Un congrès de l’AFO pour sortir du tunnel

Le président de l'AFO, Carol Jolin. Crédit image: Patrick Imbeau

[ANALYSE] 

SUDBURY – En octobre 2018, au moment de clôturer son congrès annuel dans la banlieue de Toronto, l’Assemblée de la francophonie de l’Ontario (AFO) n’imaginait sûrement pas vivre 12 mois aussi agités jusqu’à son prochain événement du genre. 12 mois marqués par les compressions aux services en français par Doug Ford, le mouvement de La Résistance, et le feuilleton de la relance du projet de l’Université de l’Ontario français (UOF).

Le congrès de 2019 à Sudbury aura été l’inverse que celui tenu un an plus tôt. Cette fois-ci, pas d’élection à la présidence. Le deuxième mandat de Carol Jolin s’achèvera d’ailleurs en 2020. Les six nouveaux membres ajoutés sur le conseil d’administration de l’AFO ont tous été élus par acclamation.

Alors que le choix entre Carol Jolin et Pablo Mhanna-Sandoval avait provoqué les discussions l’an passé, l’ordre du jour à Subdury était plutôt centré sur l’après-Résistance. À ce sujet, les francophones ne sont pas encore sortis de l’auberge.

Le protocole d’entente signé in-extremis avant le déclenchement des élections fédérales a permis certes de confirmer le lancement de l’UOF probablement à partir de 2021. Un succès dû en partie au travail en coulisses mené par l’AFO, et à l’urgence des élections qui a forcé les libéraux fédéraux et les conservateurs ontariens à sortir leurs plus beaux atours.
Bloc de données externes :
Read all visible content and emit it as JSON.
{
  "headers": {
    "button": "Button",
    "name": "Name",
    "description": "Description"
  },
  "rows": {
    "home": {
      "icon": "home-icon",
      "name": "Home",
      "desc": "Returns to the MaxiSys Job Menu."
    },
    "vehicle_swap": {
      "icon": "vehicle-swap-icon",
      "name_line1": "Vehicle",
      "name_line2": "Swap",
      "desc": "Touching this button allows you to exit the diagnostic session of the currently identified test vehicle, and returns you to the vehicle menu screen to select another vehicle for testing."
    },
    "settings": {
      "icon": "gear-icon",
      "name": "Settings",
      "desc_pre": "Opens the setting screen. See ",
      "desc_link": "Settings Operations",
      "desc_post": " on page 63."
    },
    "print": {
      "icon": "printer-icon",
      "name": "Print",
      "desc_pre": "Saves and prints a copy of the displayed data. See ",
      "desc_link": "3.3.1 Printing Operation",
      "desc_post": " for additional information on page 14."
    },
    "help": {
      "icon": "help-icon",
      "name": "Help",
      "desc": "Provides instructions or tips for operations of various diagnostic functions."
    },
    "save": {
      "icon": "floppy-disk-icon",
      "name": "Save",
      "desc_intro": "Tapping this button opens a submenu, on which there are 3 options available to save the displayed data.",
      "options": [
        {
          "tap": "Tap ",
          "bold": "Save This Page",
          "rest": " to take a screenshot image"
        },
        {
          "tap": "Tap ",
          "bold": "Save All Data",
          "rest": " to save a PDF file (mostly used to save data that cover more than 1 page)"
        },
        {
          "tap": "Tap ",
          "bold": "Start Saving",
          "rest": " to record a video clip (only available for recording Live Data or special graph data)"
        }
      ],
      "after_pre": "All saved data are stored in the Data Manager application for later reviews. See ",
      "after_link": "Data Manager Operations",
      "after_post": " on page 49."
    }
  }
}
Vers une indépendance du commissaire?

Mais les dégâts du « jeudi noir » n’ont pas tous été réparés. Le commissaire aux services en français reste dépendant du bureau de l’ombudsman, Paul Dubé. Pour ne rien arranger, ce poste de commissaire même non-indépendant est actuellement vacant.
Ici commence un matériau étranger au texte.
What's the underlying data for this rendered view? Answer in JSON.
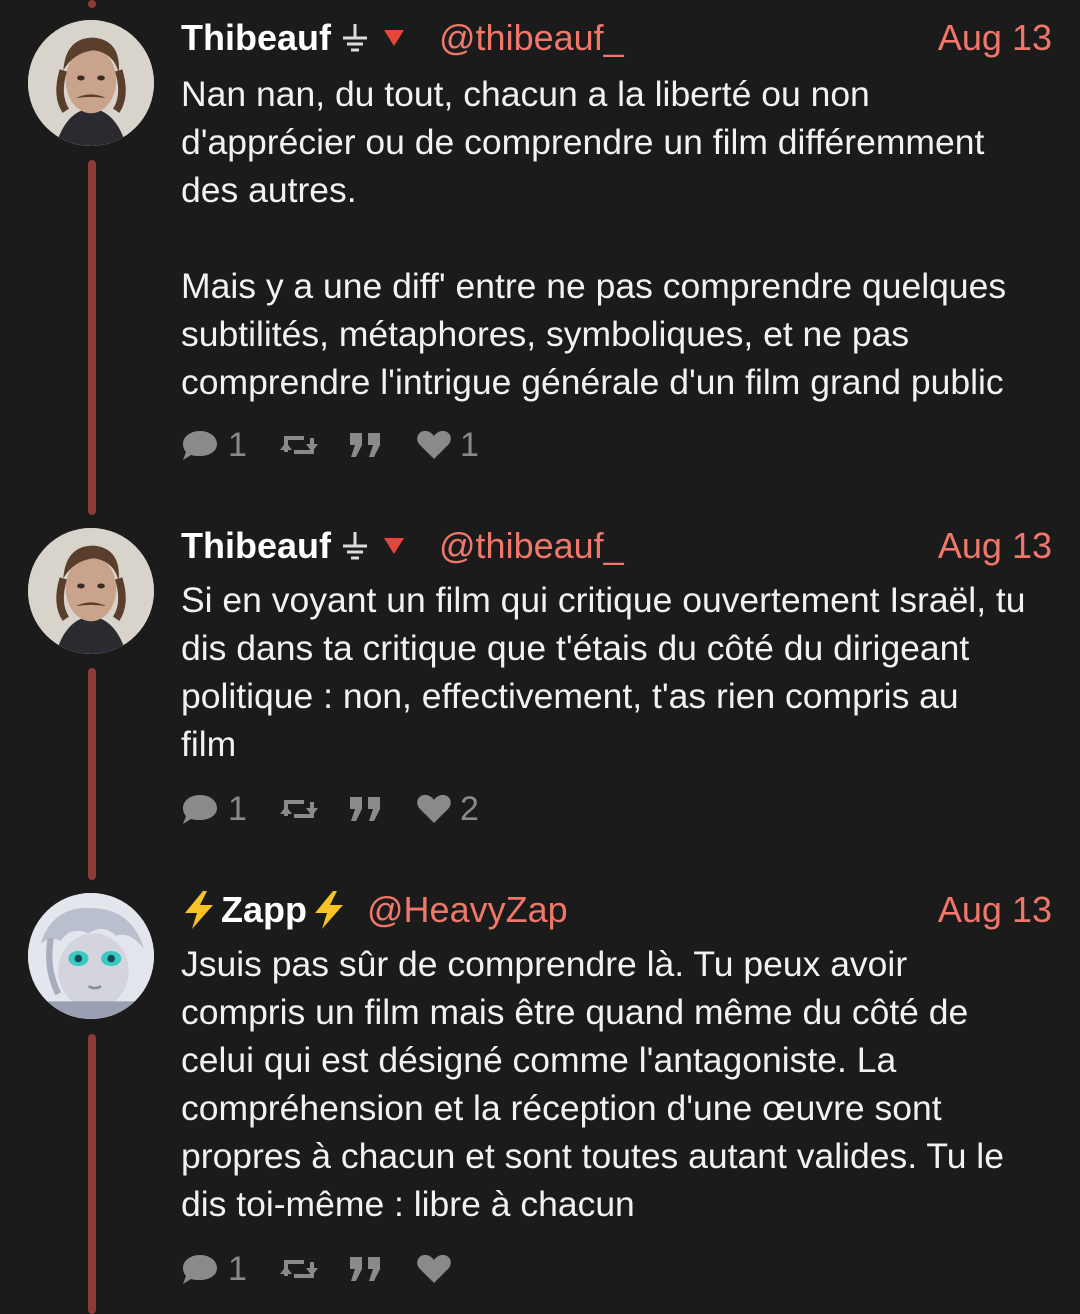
{
  "colors": {
    "background": "#1b1b1b",
    "accent": "#f0776a",
    "thread_line": "#8e3a35",
    "icon_gray": "#8a8a8a"
  },
  "posts": [
    {
      "author": "Thibeauf",
      "handle": "@thibeauf_",
      "date": "Aug 13",
      "text": "Nan nan, du tout, chacun a la liberté ou non\nd'apprécier ou de comprendre un film différemment\ndes autres.\n\nMais y a une diff' entre ne pas comprendre quelques\nsubtilités, métaphores, symboliques, et ne pas\ncomprendre l'intrigue générale d'un film grand public",
      "replies": "1",
      "likes": "1"
    },
    {
      "author": "Thibeauf",
      "handle": "@thibeauf_",
      "date": "Aug 13",
      "text": "Si en voyant un film qui critique ouvertement Israël, tu\ndis dans ta critique que t'étais du côté du dirigeant\npolitique : non, effectivement, t'as rien compris au\nfilm",
      "replies": "1",
      "likes": "2"
    },
    {
      "author": "Zapp",
      "handle": "@HeavyZap",
      "date": "Aug 13",
      "text": "Jsuis pas sûr de comprendre là. Tu peux avoir\ncompris un film mais être quand même du côté de\ncelui qui est désigné comme l'antagoniste. La\ncompréhension et la réception d'une œuvre sont\npropres à chacun et sont toutes autant valides. Tu le\ndis toi-même : libre à chacun",
      "replies": "1",
      "likes": ""
    }
  ],
  "icons": {
    "reply": "speech-bubble-icon",
    "repost": "repost-arrows-icon",
    "quote": "quote-marks-icon",
    "like": "heart-icon",
    "ground": "ground-symbol-icon",
    "triangle": "red-triangle-down-icon",
    "zap": "lightning-bolt-icon"
  }
}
Le document de modernisation de la Loi sur les services en français présenté aux membres de l’AFO lors de l’assemblée générale exige justement ce retour à l’indépendance.

La proposition est économiquement réaliste, au même titre qu’offrir des services gouvernementaux en français dans tout l’Ontario, l’autre grand souhait de l’AFO par cette modernisation. Mais l’équipe de Doug Ford verra-t-elle cela avec les yeux de la logique ou d’un recul politique? L’organisme tentera sans doute d’utiliser le vocabulaire économique – un langage apprécié par le gouvernement – pour arriver à ses fins.

D’autres défis pour l’AFO

Ce congrès 2019 rappelle que l’AFO doit convaincre sur d’autres dossiers. Celui de l’inclusion revient par exemple sans cesse. Malgré deux membres de son conseil d’administration obligatoirement issus des minorités raciales et ethnoculturelles, et de réels efforts, l’AFO est fréquemment montrée du doigt pour ne pas inclure suffisamment.
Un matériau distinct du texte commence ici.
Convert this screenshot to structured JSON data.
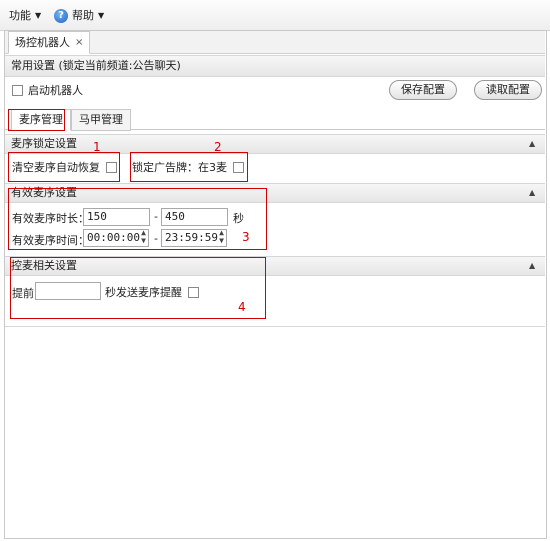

Par ailleurs, un autre défi se profile de plus en plus pour l’organisme : asseoir définitivement sa position de groupe francophone numéro 1 en Ontario.

Le mouvement de Résistance a prouvé la capacité de l’AFO à y parvenir, mais d’autres obstacles sont là. D’une, la concurrence que lui livre dans les coulisses la Société économique de l’Ontario (SEO). Par ailleurs, l’AFO doit solidifier sa relation avec Caroline Mulroney, très distante vis-à-vis de l’organisme.

La ministre des Affaires francophones présente lors du congrès de l’Association française des municipalités de l’Ontario (AFMO) à Sudbury le mois passé brillait en revanche par son absence durant les trois jours d’événement. C’est la députée Natalia Kusendova qui a représenté le Parti progressiste-conservateur.

Sur le bon chemin, l’AFO doit s’armer de patience. Les Franco-Ontariens sont encore dans le long tunnel faisant suite au « jeudi noir », même si le plus dur est aujourd’hui derrière. La moitié du chemin est faite.

Cette analyse est aussi publiée dans le quotidien Le Droit du 28 octobre.